Laureati lo stesso giorno  Un brindisi per i  fratelli Vergani
La famiglia Vergani festeggia Federico e Mattia subito dopo la discussione della tesi di laurea

Laureati lo stesso giorno

Un brindisi per i fratelli Vergani

Federico e Mattia hanno discusso la tesi della triennale: «È stato un momento particolare per noi e per tutta la nostra famiglia»

Tre anni fa la famiglia Vergani di Civate probabilmente non avrebbe potuto immaginare che, in questi giorni, avrebbe applaudito Federico (23 anni) e Mattia (22) nello stesso istante, proclamati laureati triennali nel medesimo corso di laurea l’identico giorno.

Oltre alla differenza di un anno di età tra i due fratelli, infatti, c’era anche una diversa facoltà universitaria a frapporsi sulla strada che invece poi è stata effettivamente intrapresa fino al culmine dei giorni scorsi.

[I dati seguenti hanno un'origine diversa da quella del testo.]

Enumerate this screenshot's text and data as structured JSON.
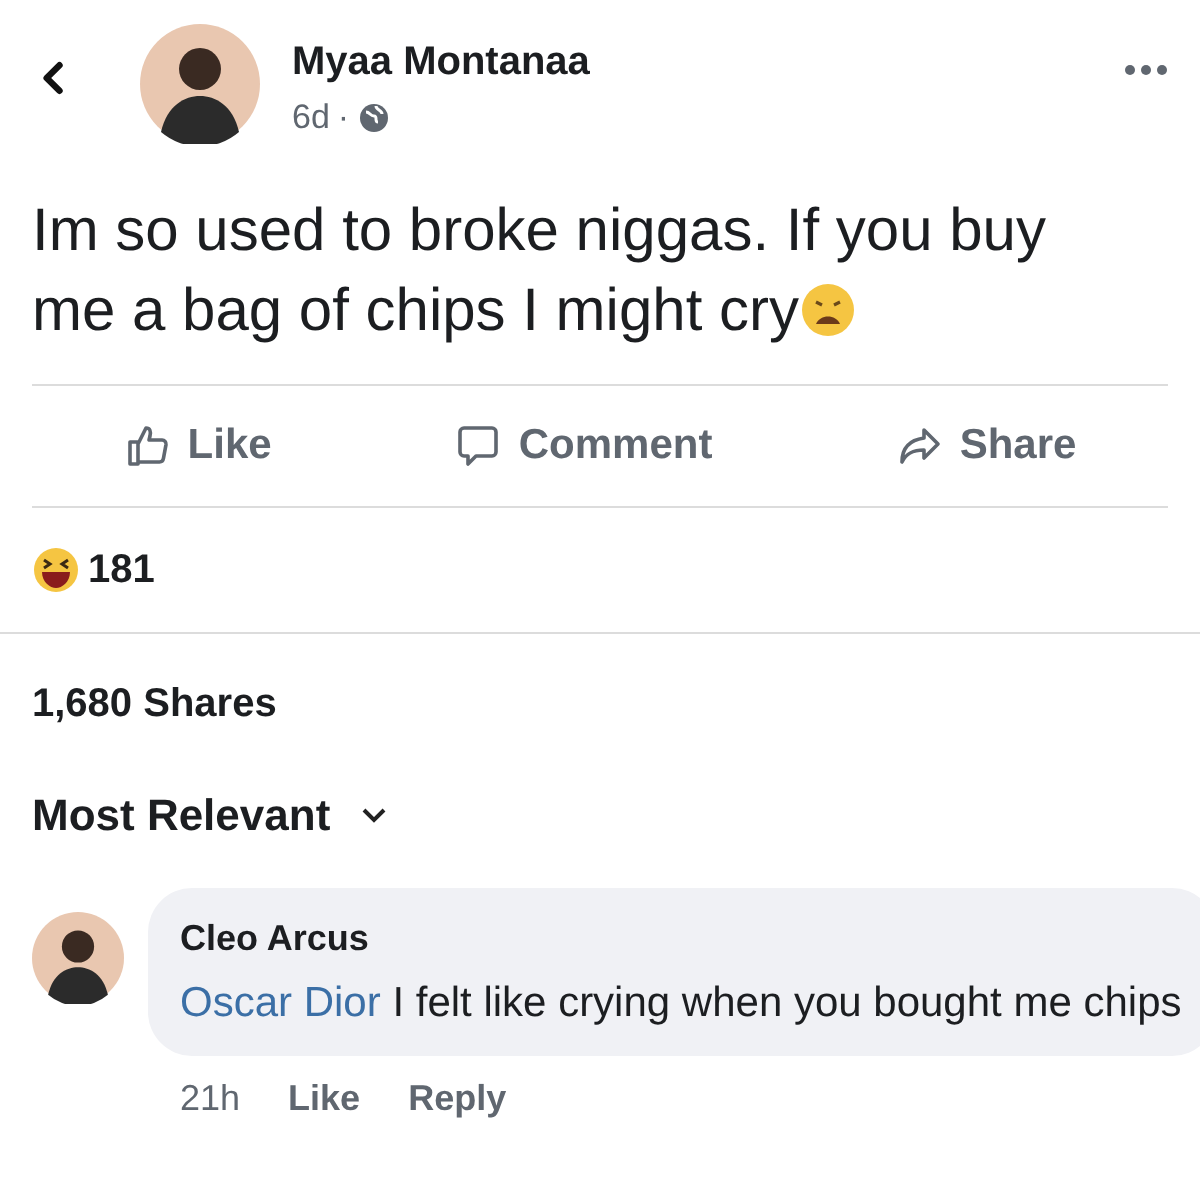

Federico, infatti, si era iscritto a Ingegneria della Produzione industriale al Polo di Lecco, mentre Mattia aveva scelto Matematica a Milano.

Poi, però, le cose sono cambiate ed è facile immaginare come l’epilogo della scorsa settimana abbia letteralmente elettrizzato un’intera famiglia, a partire dai genitori Margherita e Piergiorgio alla sorella Ilaria. «È stato un momento particolare anche per noi – ci ha spiegato Mattia -: avendo solo un anno di differenza abbiamo condiviso tante esperienze, dal basket (giocano da cinque anni insieme a Oggiono in Prima divisione, ndr.) alla frequentazione dell’oratorio. Ora festeggiamo, ma i riflettori sono più per Federico che per me, perché io proseguirò negli studi, mentre per lui si tratta della conclusione della carriera studentesca. Io a breve inizierò a frequentare Ingegneria Gestionale in Bovisa per poi cercare un lavoro in zona: una buona preparazione al Politecnico di Milano ti permette di trovare più facilmente un’occupazione anche nel Lecchese».

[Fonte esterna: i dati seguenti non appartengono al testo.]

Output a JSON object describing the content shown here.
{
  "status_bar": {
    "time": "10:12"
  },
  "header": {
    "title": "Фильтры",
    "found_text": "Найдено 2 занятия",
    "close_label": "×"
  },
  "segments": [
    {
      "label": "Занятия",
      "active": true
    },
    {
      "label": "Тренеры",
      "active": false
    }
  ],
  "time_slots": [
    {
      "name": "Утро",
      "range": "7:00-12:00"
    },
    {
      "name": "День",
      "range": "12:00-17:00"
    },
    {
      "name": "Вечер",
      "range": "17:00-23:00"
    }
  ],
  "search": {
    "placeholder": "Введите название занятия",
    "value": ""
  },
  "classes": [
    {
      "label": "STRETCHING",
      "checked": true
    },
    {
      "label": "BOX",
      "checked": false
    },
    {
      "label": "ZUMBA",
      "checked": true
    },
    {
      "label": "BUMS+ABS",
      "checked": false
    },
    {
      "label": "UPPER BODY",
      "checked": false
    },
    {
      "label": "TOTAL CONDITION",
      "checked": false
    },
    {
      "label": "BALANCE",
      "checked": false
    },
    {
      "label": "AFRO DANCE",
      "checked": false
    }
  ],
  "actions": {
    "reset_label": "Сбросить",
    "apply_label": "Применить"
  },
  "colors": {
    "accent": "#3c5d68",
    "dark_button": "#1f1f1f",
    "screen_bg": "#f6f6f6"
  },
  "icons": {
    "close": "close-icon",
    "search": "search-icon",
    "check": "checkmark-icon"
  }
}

Federico, dunque, ha vissuto inevitabilmente in modo diverso la proclamazione. «È stata una esperienza bellissima ed emozionante, perché rappresentava la conclusione di un lungo corso di studi. In effetti a sentirla di più è stata la mamma: già dalla settimana precedente era tesa ed emozionata. Per tutta la famiglia, comunque, questa nostra doppia laurea è stata una grande soddisfazione. Tra l’altro siamo riusciti anche a portare la nonna Luigia. Non pensavamo che ci saremmo laureati insieme, ma i miei primi due anni non sono stati perfetti e sono rimasto un po’ indietro. Poi invece ho cambiato marcia».

Tirocinio

Ora, dunque, è tempo di pensare al lavoro. «Ho terminato gli studi con un tirocinio su cui ho preparato la tesina che ho presentato prima proclamazione. Mattia, invece, l’ha preparata durante l’anno su argomenti diversi, perché la sua prospettiva è diversa dalla mia. In ogni caso, non ho ancora in mente cosa voglio fare: sicuramente un lavoro che mi piaccia. L’azienda dove ho fatto lo stage è interessata: si sono trovati bene, e io pure. Adesso mi prendo un attimo di pausa, poi deciderò».